Ada kisah antara hidup dan mati
Merajut kasih diatas awan hingga api membara
Tembang asing tersebut memenuhi sebuah toko tua bernama Melodiam, tempat yang baru saja dipijak Nolan dan Arland akibat hujan lebat diluar sana. Sambil menghapus bulir air yang menghinggapi jaket kulit mereka, empat netra hitam kecoklatan itu memindai bangunan tua dengan penuh minat. Dalam hati yang paling tua mencoba mengingat-ngingat tentang toko ini, rasanya ia familiar tapi entah kenapa tak ada satu ingatan pun yang menghampiri.
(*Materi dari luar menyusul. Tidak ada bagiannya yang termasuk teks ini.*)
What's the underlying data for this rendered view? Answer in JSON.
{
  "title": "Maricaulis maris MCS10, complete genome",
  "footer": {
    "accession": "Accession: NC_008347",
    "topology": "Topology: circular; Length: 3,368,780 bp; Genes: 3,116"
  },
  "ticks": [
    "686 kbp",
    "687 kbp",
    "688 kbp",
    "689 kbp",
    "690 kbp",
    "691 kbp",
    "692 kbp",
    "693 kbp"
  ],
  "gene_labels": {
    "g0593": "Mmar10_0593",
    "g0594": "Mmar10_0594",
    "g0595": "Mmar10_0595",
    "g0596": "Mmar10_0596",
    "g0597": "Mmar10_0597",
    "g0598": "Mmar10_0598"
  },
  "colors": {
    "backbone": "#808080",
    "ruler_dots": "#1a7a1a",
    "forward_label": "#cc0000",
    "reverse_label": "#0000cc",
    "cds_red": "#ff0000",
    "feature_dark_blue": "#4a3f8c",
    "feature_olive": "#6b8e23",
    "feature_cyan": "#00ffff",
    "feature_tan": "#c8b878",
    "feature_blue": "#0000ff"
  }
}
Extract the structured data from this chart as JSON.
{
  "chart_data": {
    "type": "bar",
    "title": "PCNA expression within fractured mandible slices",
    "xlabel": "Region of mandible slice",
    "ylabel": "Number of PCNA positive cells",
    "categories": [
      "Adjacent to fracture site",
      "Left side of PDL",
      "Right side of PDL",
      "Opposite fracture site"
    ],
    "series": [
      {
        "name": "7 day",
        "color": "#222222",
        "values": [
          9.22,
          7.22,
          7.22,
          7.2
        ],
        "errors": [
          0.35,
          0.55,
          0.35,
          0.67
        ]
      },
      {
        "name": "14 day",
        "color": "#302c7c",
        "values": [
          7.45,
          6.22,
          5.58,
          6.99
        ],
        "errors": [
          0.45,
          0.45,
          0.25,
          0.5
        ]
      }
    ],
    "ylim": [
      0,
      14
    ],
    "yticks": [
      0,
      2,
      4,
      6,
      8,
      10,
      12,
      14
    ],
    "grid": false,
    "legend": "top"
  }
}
Jangan menangis adik kecil,
karena roda berputar
Lagi-lagi lagu asing tersebut terdengar, membuat Arland yang sedari tadi mencari sumber suara terfokus pada tirai putih yang terletak diujung bangunan. Kira-kira seperti apa wujud seseorang yang memiliki suara sehalus ini? Jika ia tidak salah tebak… sepertinya laki-laki tersebut beberapa tahun lebih tua dari mereka.
“He’s got a sweet voice,” ujar Arland memecah keheningan, membuat Nolan yang awalnya sibuk dengan dunianya menatap yang lebih muda.
“Wanna go there?” tanya Arland turut menatap Nolan.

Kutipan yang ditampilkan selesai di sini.